The Practical Guide to Humanitarian Law

« Calling things by the wrong name adds to the affliction of the world. » Albert Camus.

Pillage

Pillage is the systematic and violent appropriation by members of the armed forces of movable public or private property that belongs either to persons protected by humanitarian conventions (civilians, wounded and sick, shipwrecked, and prisoners of war) or to the adverse State or party itself. Parties to the conflict are under obligation to take all necessary measures to protect the wounded, the dead, or any person exposed to grave danger from pillage and ill treatment (Art. 4 of the Convention for the Protection of Cultural Property in the Event of Armed Conflict, signed in The Hague on 14 May 1954, under the aegis of UNESCO; GCI Art. 15; GCII Art. 18; GCIII Arts. 16, 33; and APII Art. 4).

Pillage is a war crime, as established by the statutes and judgments of the Nuremberg and Tokyo military tribunals as well as by the Rome Statute of the ICC. Furthermore, it is a grave violation of the Geneva Conventions if it takes the form of “extensive destruction and appropriation of property, not justified by military necessity and carried out unlawfully and wantonly” (GCI Art. 50, GCII Art. 51, GCIII Art. 130, GCIV Art. 147, and APII Art. 4). It is forbidden in both international and internal conflicts by the Geneva Conventions and their Additional Protocols as well as by customary international humanitarian law (Rule 52 of the ICRC customary IHL study) and international criminal law (Rome Statute of the ICC, Art. 8.2.b.xvi IAC; Art. 8.2.e.v NIAC).

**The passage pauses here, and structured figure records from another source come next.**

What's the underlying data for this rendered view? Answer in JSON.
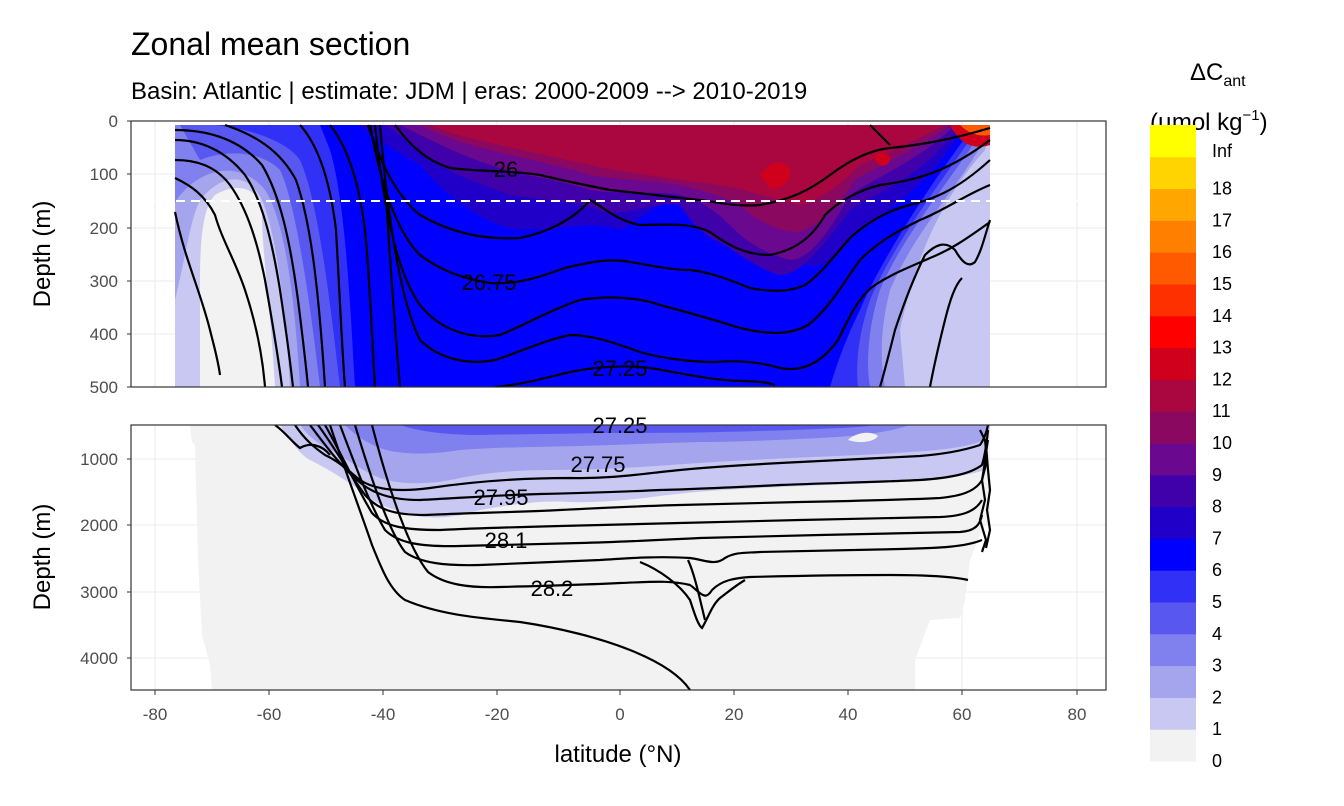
{
  "chart_data": {
    "type": "contour",
    "title": "Zonal mean section",
    "subtitle": "Basin: Atlantic | estimate: JDM  | eras: 2000-2009 --> 2010-2019",
    "xlabel": "latitude (°N)",
    "x_ticks": [
      "-80",
      "-60",
      "-40",
      "-20",
      "0",
      "20",
      "40",
      "60",
      "80"
    ],
    "xlim": [
      -85,
      85
    ],
    "panels": [
      {
        "name": "upper",
        "ylabel": "Depth (m)",
        "ylim": [
          500,
          0
        ],
        "y_ticks": [
          "0",
          "100",
          "200",
          "300",
          "400",
          "500"
        ],
        "reference_line_depth": 150,
        "isopycnal_labels": [
          {
            "text": "26",
            "lat": -20,
            "depth": 90
          },
          {
            "text": "26.75",
            "lat": -23,
            "depth": 300
          },
          {
            "text": "27.25",
            "lat": 0,
            "depth": 460
          }
        ]
      },
      {
        "name": "lower",
        "ylabel": "Depth (m)",
        "ylim": [
          4500,
          500
        ],
        "y_ticks": [
          "1000",
          "2000",
          "3000",
          "4000"
        ],
        "isopycnal_labels": [
          {
            "text": "27.25",
            "lat": 0,
            "depth": 500
          },
          {
            "text": "27.75",
            "lat": -4,
            "depth": 1100
          },
          {
            "text": "27.95",
            "lat": -20,
            "depth": 1560
          },
          {
            "text": "28.1",
            "lat": -20,
            "depth": 2230
          },
          {
            "text": "28.2",
            "lat": -12,
            "depth": 2950
          }
        ]
      }
    ],
    "legend": {
      "title_line1": "ΔC",
      "title_sub": "ant",
      "title_line2": "(µmol kg",
      "title_sup": "−1",
      "title_close": ")",
      "levels": [
        "0",
        "1",
        "2",
        "3",
        "4",
        "5",
        "6",
        "7",
        "8",
        "9",
        "10",
        "11",
        "12",
        "13",
        "14",
        "15",
        "16",
        "17",
        "18",
        "Inf"
      ],
      "colors": [
        "#f2f2f2",
        "#c8c8f2",
        "#a5a5ee",
        "#8080ee",
        "#5858f0",
        "#3030f6",
        "#0000ff",
        "#2000c8",
        "#4000aa",
        "#6a0890",
        "#8a0860",
        "#aa0640",
        "#d0001c",
        "#ff0000",
        "#ff3000",
        "#ff5a00",
        "#ff8000",
        "#ffa600",
        "#ffd400",
        "#ffff00"
      ]
    }
  }
}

It is important to distinguish between pillage, which is always prohibited, and requisition, which is an authorized form of appropriating property. Other provisions of humanitarian law regulate the limited right to requisition during armed conflicts. ▸ Methods (and means) of warfareRequisition

As for immovable property, its appropriation, even through force or violence, does not change its physical location. Such appropriation is therefore not considered pillage but rather stealing and may be prosecuted as such. The destruction of such immovable property is specifically forbidden by the Geneva Conventions if it belongs to the categories of persons it protects. These are civilian objects and property (including enemy civilian property), cultural property, and objects indispensable to the survival of the civilian population (API Arts. 52–54; APII Arts. 13, 14).

Protected objects and propertyRequisitionWar crimes/Crimes against humanity

In the Tuta and Stela Case ( Prosecutor v. Mladen Naletilic, aka “Tuta” and Vinko Martinovic, aka “Stela,” 31 March 2003), the Trial Chamber of the ICTY considered that pillage was “willful and unlawful appropriation of property,” and that it may affect both private and public property (para. 612). It further explains that the term pillage is general in scope, comprising not only large-scale seizures of property within the framework of systematic economic exploitations of occupied territory but also acts of appropriation committed by individual soldiers for their private gain. Under international law, plunder does not require the appropriation to be extensive or to involve a large economic value, yet it must involve grave consequences for the victims, thus amounting to a serious violation of humanitarian law (paras. 612–614).

In the Blaskic Case ( Prosecutor v. Tihomir Blaskic , 3 March 2000), the ICTY Trial Chamber furthermore explained that plunder should be understood to embrace all forms of unlawful appropriation of property in armed conflict for which individual criminal responsibility attaches under international law, including those acts traditionally described as “pillage” (para. 184).

In the Brcko Case ( Prosecutor v. Goran Jelisic , 14 December 1999), the ICTY Trial Chamber explained that pillage has to be perpetrated during an armed conflict and related thereto in order to be a war crime (para. 48).

For Additional Information: Dinstein, Yoram. The Conduct of Hostilities under the Law of International Armed Conflict . Cambridge: Cambridge University Press, 2004, 213–20.